Selon un communiqué publié dimanche soir par l’agence onusienne, 36.825 personnes ont quitté cinq localités du Kordofan-Nord, un État stratégique reliant le Darfour à Khartoum. Cette flambée de violences survient un peu plus d’une semaine après la prise de la ville d’El-Facher par les FSR, marquant la perte du dernier grand bastion que l’armée contrôlait dans la région.
Les habitants de la région rapportent des affrontements quotidiens pour le contrôle d’El-Obeid, capitale du Kordofan-Nord et centre logistique majeur. « Nous avons cessé d’aller dans nos champs, de peur des affrontements », confie Souleiman Babiker, habitant d’Oum Smeima, à l’ouest d’El-Obeid.
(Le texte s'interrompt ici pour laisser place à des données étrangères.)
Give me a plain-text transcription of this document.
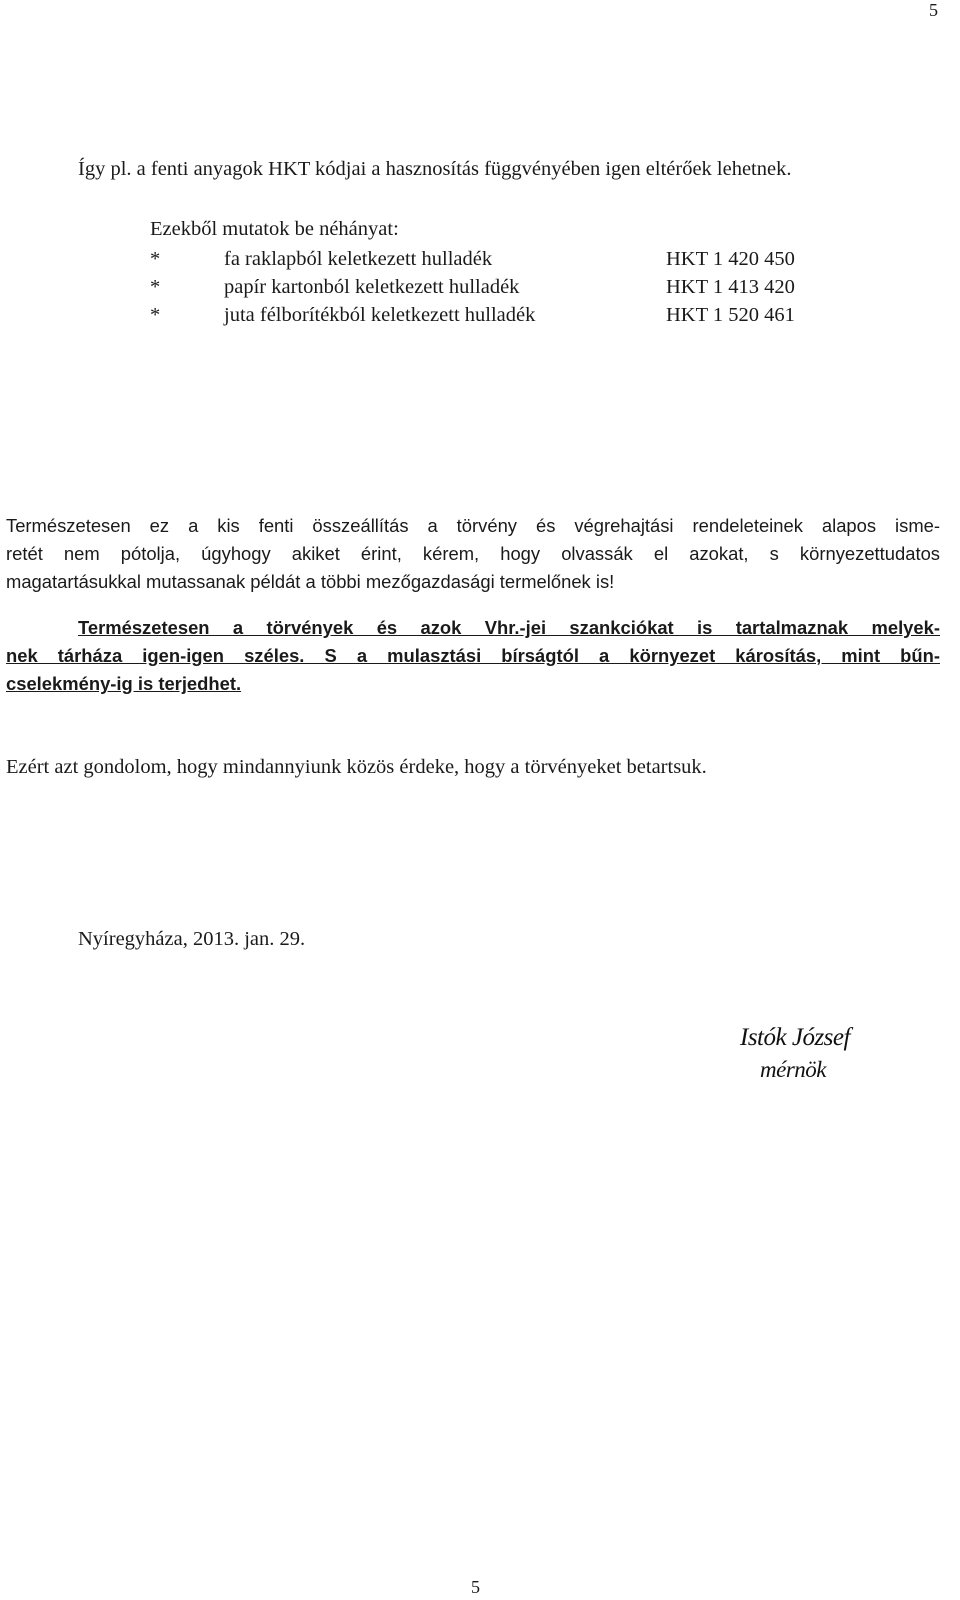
5
Így pl. a fenti anyagok HKT kódjai a hasznosítás függvényében igen eltérőek lehetnek.
Ezekből mutatok be néhányat:
*	fa raklapból keletkezett hulladék	HKT 1 420 450
*	papír kartonból keletkezett hulladék	HKT 1 413 420
*	juta félborítékból keletkezett hulladék	HKT 1 520 461
Természetesen ez a kis fenti összeállítás a törvény és végrehajtási rendeleteinek alapos isme-
retét nem pótolja, úgyhogy akiket érint, kérem, hogy olvassák el azokat, s környezettudatos
magatartásukkal mutassanak példát a többi mezőgazdasági termelőnek is!
Természetesen a törvények és azok Vhr.-jei szankciókat is tartalmaznak melyek-
nek tárháza igen-igen széles. S a mulasztási bírságtól a környezet károsítás, mint bűn-
cselekmény-ig is terjedhet.
Ezért azt gondolom, hogy mindannyiunk közös érdeke, hogy a törvényeket betartsuk.
Nyíregyháza, 2013. jan. 29.
Istók József
mérnök
5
D’autres témoignages font état d’une multiplication des véhicules et du matériel militaire des FSR autour de la ville.Dans une vidéo diffusée dimanche soir, un membre des FSR a annoncé la concentration de leurs forces sur le front de Bara, au nord d’El-Obeid, localité que les paramilitaires avaient revendiquée la semaine précédente.
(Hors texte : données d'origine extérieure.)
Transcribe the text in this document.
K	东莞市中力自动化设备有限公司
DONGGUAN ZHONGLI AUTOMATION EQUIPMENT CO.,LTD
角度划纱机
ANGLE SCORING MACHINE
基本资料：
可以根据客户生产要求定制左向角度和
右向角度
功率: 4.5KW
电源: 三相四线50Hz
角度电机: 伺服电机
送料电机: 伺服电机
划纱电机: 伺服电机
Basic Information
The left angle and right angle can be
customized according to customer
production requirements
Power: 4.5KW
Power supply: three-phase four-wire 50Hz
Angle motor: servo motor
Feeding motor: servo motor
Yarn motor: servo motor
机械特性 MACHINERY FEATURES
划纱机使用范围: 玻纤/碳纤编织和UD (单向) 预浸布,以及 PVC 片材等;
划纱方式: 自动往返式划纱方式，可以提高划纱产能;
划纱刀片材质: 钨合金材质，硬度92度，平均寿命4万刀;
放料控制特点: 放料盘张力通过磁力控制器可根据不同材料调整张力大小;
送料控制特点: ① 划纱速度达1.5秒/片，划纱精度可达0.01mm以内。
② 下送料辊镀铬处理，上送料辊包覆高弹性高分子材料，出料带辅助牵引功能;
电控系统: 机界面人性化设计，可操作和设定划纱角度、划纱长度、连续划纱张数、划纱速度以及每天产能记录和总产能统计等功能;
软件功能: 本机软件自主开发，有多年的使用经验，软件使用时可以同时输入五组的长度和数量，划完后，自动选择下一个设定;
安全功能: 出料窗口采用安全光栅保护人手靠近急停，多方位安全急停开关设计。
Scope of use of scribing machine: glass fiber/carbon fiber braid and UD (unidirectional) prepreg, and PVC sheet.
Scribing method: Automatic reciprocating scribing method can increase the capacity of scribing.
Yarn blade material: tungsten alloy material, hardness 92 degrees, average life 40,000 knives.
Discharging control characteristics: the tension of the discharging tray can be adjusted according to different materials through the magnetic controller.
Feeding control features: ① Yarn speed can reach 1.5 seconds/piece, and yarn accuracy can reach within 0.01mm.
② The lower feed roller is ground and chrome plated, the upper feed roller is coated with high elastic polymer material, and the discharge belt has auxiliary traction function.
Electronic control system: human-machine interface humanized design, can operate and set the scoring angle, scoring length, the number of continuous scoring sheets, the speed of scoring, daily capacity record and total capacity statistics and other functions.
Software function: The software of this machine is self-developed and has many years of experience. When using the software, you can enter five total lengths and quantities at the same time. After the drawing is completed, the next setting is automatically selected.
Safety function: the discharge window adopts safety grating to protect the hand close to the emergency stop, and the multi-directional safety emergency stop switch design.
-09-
Face à cette escalade, Martha Pobee, secrétaire générale adjointe de l’ONU pour l’Afrique, a alerté sur de « vastes atrocités » et des « représailles à motivation ethnique » commises par les FSR, rappelant les schémas de violences observés au Darfour, notamment massacres, violences sexuelles et enlèvements ciblant les communautés non arabes après la chute d’El-Facher.
Depuis le début du conflit en avril 2023, la guerre au Soudan a déjà fait des dizaines de milliers de morts, déplacé près de 12 millions de personnes et déclenché ce que l’ONU qualifie de pire crise humanitaire au monde.